Les réseaux sont ainsi de grands consommateurs de cuivre, alors que l’ensemble de nos équipements nécessite pour leurs fonctions technologiques une quantité de petits métaux (tantale, gallium, germanium) et métaux précieux (or, platine). Bien que consommés en très faibles quantités, ces métaux sont vite devenus indispensables, par leurs caractéristiques exceptionnelles, pour amplifier les performances de nos équipements. Cette consommation s’inscrit dans un contexte de forte hausse de la demande mondiale de métaux, aussi bien en volume qu’en diversité des métaux consommés.
S’il n’y a pas à moyen terme de risque d’un épuisement des ressources métalliques, cette forte croissance de la demande peut engendrer des tensions d’approvisionnement, liées notamment à l’interdépendance économique entre métaux, qui contraint structurellement la disponibilité de certains petits métaux, ou à la compétition entre les usages.
L’extraction et le raffinage de ces métaux nécessitent de l’énergie, le plus souvent carbonée, et de grandes quantités d’eau, et contribuent à l’augmentation des émissions de gaz à effet de serre, ainsi qu’à l’amplification du stress hydrique dans les pays producteurs.
À l’autre bout de la chaîne, la croissance de la consommation de matière se retrouve dans la croissance des déchets : depuis le début des années 2000, du fait de la croissance de la consommation et de l’accélération du rythme de remplacement des équipements, la quantité de déchets d’équipements électriques et électroniques (DEEE) générée annuellement à l’échelle mondiale ne cesse de progresser. Elle devrait ainsi atteindre 52 millions de tonnes en 2021 (contre 45 millions de tonnes en 2016), dont un quart de déchets du numérique. La plupart de ces déchets sont mis en décharge, brûlés ou ont fait l'objet d'un commerce illégal et d'un traitement non conforme aux normes. Cette absence de gestion de la fin de vie est d’autant plus inquiétante que les DEEE sont des déchets dangereux et polluants.
La réponse traditionnelle aux problèmes liés à la consommation croissante en métaux nécessaires pour alimenter notre modèle de consommation numérique et aux déchets qu’elle produit a été et reste encore très largement limitée aux politiques de recyclage. Néanmoins, si les grands métaux (cuivre, fer, etc.) et les métaux précieux (or, platine) sont relativement bien recyclés, la majorité l’est très peu. En particulier, la quasi-totalité des petits métaux utilisés pour les fonctions high-tech dans le secteur numérique n’est quasiment pas recyclée.

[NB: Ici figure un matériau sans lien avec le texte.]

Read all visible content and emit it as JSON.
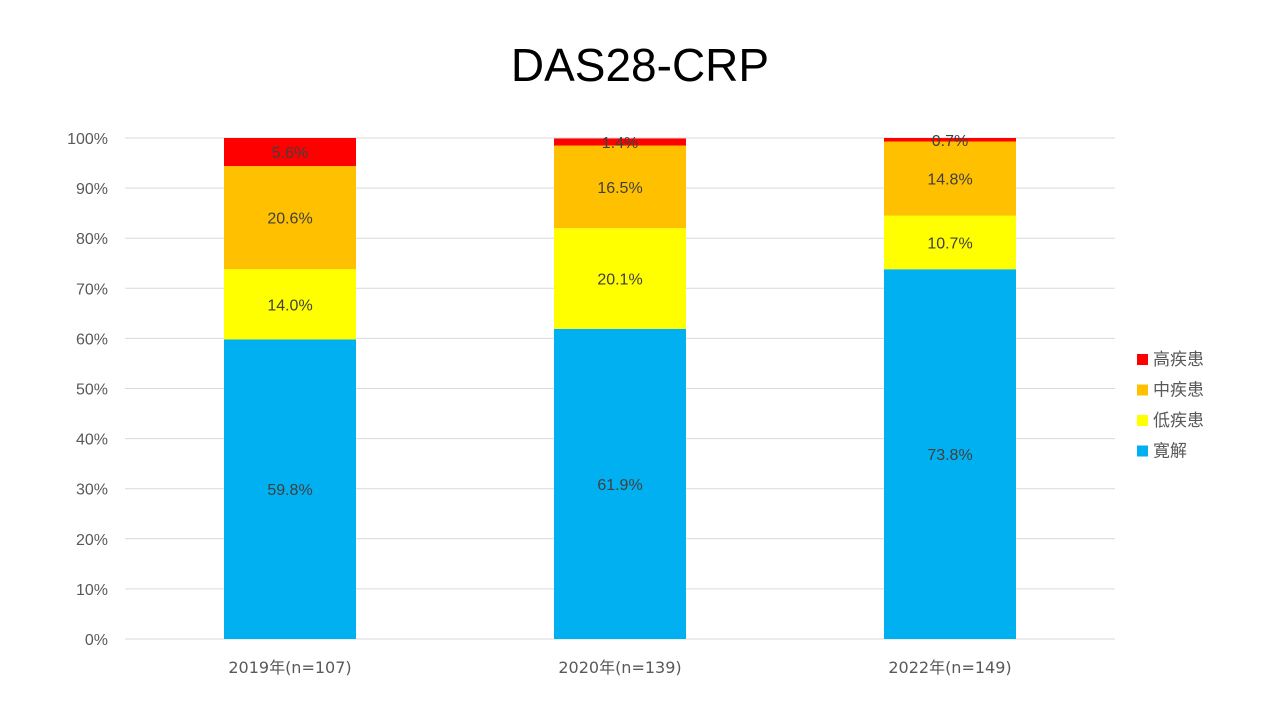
{
  "chart_data": {
    "type": "bar",
    "stacked": true,
    "title": "DAS28-CRP",
    "categories": [
      "2019年(n=107)",
      "2020年(n=139)",
      "2022年(n=149)"
    ],
    "series": [
      {
        "name": "寛解",
        "color": "#00B0F0",
        "values": [
          59.8,
          61.9,
          73.8
        ],
        "labels": [
          "59.8%",
          "61.9%",
          "73.8%"
        ]
      },
      {
        "name": "低疾患",
        "color": "#FFFF00",
        "values": [
          14.0,
          20.1,
          10.7
        ],
        "labels": [
          "14.0%",
          "20.1%",
          "10.7%"
        ]
      },
      {
        "name": "中疾患",
        "color": "#FFC000",
        "values": [
          20.6,
          16.5,
          14.8
        ],
        "labels": [
          "20.6%",
          "16.5%",
          "14.8%"
        ]
      },
      {
        "name": "高疾患",
        "color": "#FF0000",
        "values": [
          5.6,
          1.4,
          0.7
        ],
        "labels": [
          "5.6%",
          "1.4%",
          "0.7%"
        ]
      }
    ],
    "y_ticks": [
      "0%",
      "10%",
      "20%",
      "30%",
      "40%",
      "50%",
      "60%",
      "70%",
      "80%",
      "90%",
      "100%"
    ],
    "ylim": [
      0,
      100
    ],
    "grid": true,
    "legend_position": "right",
    "legend_order": [
      "高疾患",
      "中疾患",
      "低疾患",
      "寛解"
    ],
    "xlabel": "",
    "ylabel": ""
  }
}
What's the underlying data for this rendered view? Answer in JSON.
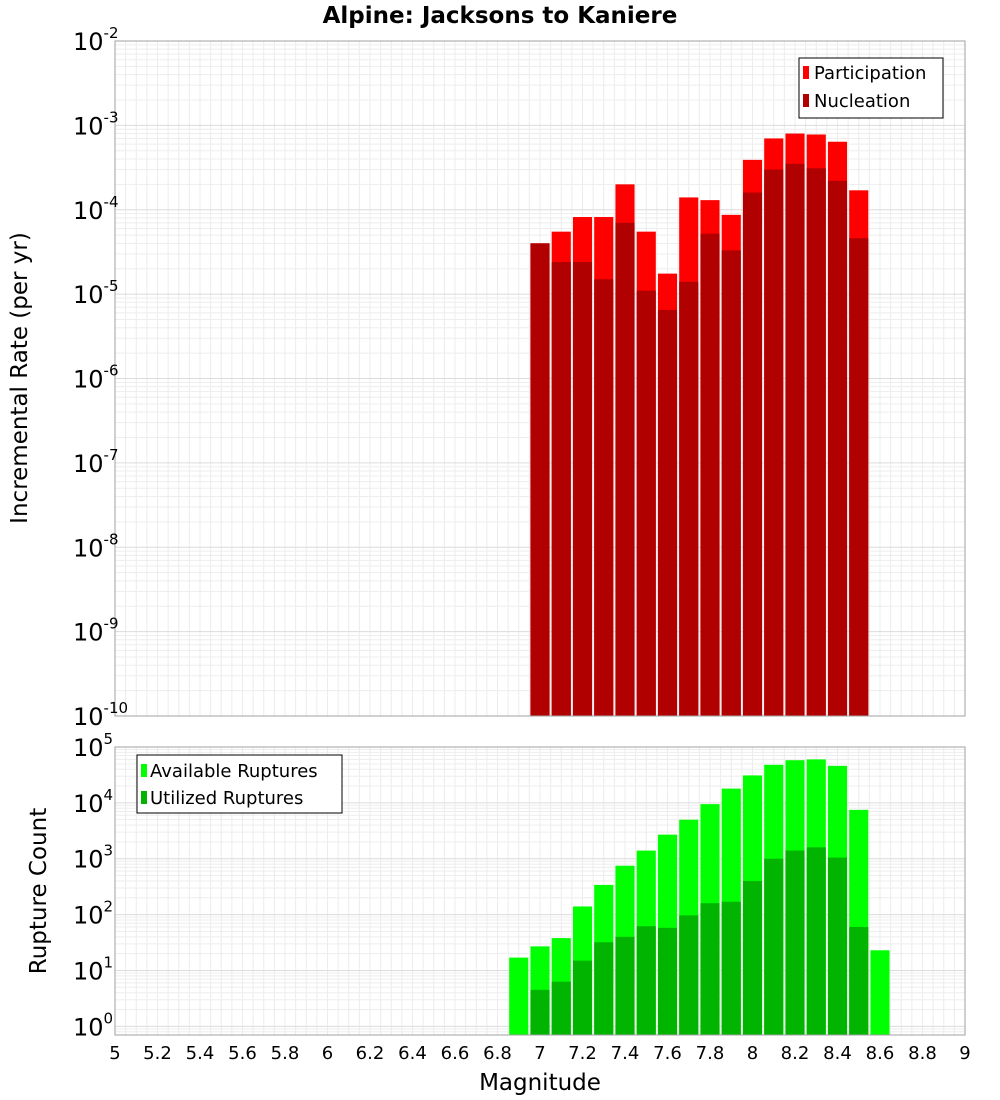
{
  "chart_data": [
    {
      "type": "bar",
      "title": "Alpine: Jacksons to Kaniere",
      "xlabel": "",
      "ylabel": "Incremental Rate (per yr)",
      "yscale": "log",
      "ylim": [
        1e-10,
        0.01
      ],
      "xlim": [
        5,
        9
      ],
      "grid": true,
      "legend_position": "top-right",
      "bar_width": 0.09,
      "x": [
        7.0,
        7.1,
        7.2,
        7.3,
        7.4,
        7.5,
        7.6,
        7.7,
        7.8,
        7.9,
        8.0,
        8.1,
        8.2,
        8.3,
        8.4,
        8.5
      ],
      "series": [
        {
          "name": "Participation",
          "color": "#ff0000",
          "values": [
            4e-05,
            5.5e-05,
            8.2e-05,
            8.2e-05,
            0.0002,
            5.5e-05,
            1.75e-05,
            0.00014,
            0.00013,
            8.7e-05,
            0.00039,
            0.0007,
            0.0008,
            0.00078,
            0.00064,
            0.00017
          ]
        },
        {
          "name": "Nucleation",
          "color": "#b00000",
          "values": [
            4e-05,
            2.4e-05,
            2.4e-05,
            1.5e-05,
            7e-05,
            1.1e-05,
            6.5e-06,
            1.4e-05,
            5.2e-05,
            3.3e-05,
            0.00016,
            0.0003,
            0.00035,
            0.00031,
            0.00022,
            4.6e-05
          ]
        }
      ]
    },
    {
      "type": "bar",
      "title": "",
      "xlabel": "Magnitude",
      "ylabel": "Rupture Count",
      "yscale": "log",
      "ylim": [
        0.7,
        100000.0
      ],
      "xlim": [
        5,
        9
      ],
      "grid": true,
      "legend_position": "top-left",
      "bar_width": 0.09,
      "x": [
        6.9,
        7.0,
        7.1,
        7.2,
        7.3,
        7.4,
        7.5,
        7.6,
        7.7,
        7.8,
        7.9,
        8.0,
        8.1,
        8.2,
        8.3,
        8.4,
        8.5,
        8.6
      ],
      "xticks": [
        "5",
        "5.2",
        "5.4",
        "5.6",
        "5.8",
        "6",
        "6.2",
        "6.4",
        "6.6",
        "6.8",
        "7",
        "7.2",
        "7.4",
        "7.6",
        "7.8",
        "8",
        "8.2",
        "8.4",
        "8.6",
        "8.8",
        "9"
      ],
      "series": [
        {
          "name": "Available Ruptures",
          "color": "#00ff00",
          "values": [
            17,
            27,
            38,
            140,
            340,
            750,
            1400,
            2700,
            5000,
            9500,
            18000,
            31000,
            48000,
            58000,
            60000,
            46000,
            7500,
            23
          ]
        },
        {
          "name": "Utilized Ruptures",
          "color": "#00b400",
          "values": [
            0,
            4.5,
            6.3,
            15,
            32,
            40,
            62,
            58,
            97,
            160,
            170,
            400,
            1000,
            1400,
            1600,
            1050,
            60,
            0
          ]
        }
      ]
    }
  ],
  "top_panel": {
    "yticks": [
      {
        "base": "10",
        "exp": "-2",
        "value": 0.01
      },
      {
        "base": "10",
        "exp": "-3",
        "value": 0.001
      },
      {
        "base": "10",
        "exp": "-4",
        "value": 0.0001
      },
      {
        "base": "10",
        "exp": "-5",
        "value": 1e-05
      },
      {
        "base": "10",
        "exp": "-6",
        "value": 1e-06
      },
      {
        "base": "10",
        "exp": "-7",
        "value": 1e-07
      },
      {
        "base": "10",
        "exp": "-8",
        "value": 1e-08
      },
      {
        "base": "10",
        "exp": "-9",
        "value": 1e-09
      },
      {
        "base": "10",
        "exp": "-10",
        "value": 1e-10
      }
    ]
  },
  "bottom_panel": {
    "yticks": [
      {
        "base": "10",
        "exp": "5",
        "value": 100000.0
      },
      {
        "base": "10",
        "exp": "4",
        "value": 10000.0
      },
      {
        "base": "10",
        "exp": "3",
        "value": 1000.0
      },
      {
        "base": "10",
        "exp": "2",
        "value": 100.0
      },
      {
        "base": "10",
        "exp": "1",
        "value": 10.0
      },
      {
        "base": "10",
        "exp": "0",
        "value": 1
      }
    ]
  }
}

Plusieurs raisons techniques ou économiques limitent le développement du recyclage de ces métaux :
- ces petits métaux, présents dans des quantités très faibles, sont le plus souvent utilisés sous la forme d’alliages complexes. Or, si ces alliages permettent d’amplifier les performances notamment énergétiques et rendent possible la miniaturisation des équipements, ils complexifient énormément le recyclage ;
- l’industrialisation des processus de recyclage dans le numérique est par ailleurs complexifiée par la multiplicité des équipements ;
- les métaux subissent une « dégradation de l’usage » : le métal recyclé peut perdre une partie de ses performances technologiques.
Par ailleurs, du fait de la croissance de notre consommation et du décalage temporel et spatial entre production et recyclage, le recyclage de nos équipements ne permettra jamais de couvrir l’ensemble de nos besoins.
Face aux enjeux environnementaux, le recyclage des métaux contenus dans les équipements numériques ne peut donc pas constituer l’unique réponse et doit s’accompagner de politiques visant à réduire notre consommation de matière primaire.
Ce document de travail, premier d’une série de trois documents, s’appuie sur les travaux présentés lors d’un cycle de séminaires sur l’impact environnemental du numérique qui s’est tenu à France Stratégie en 2018-2019.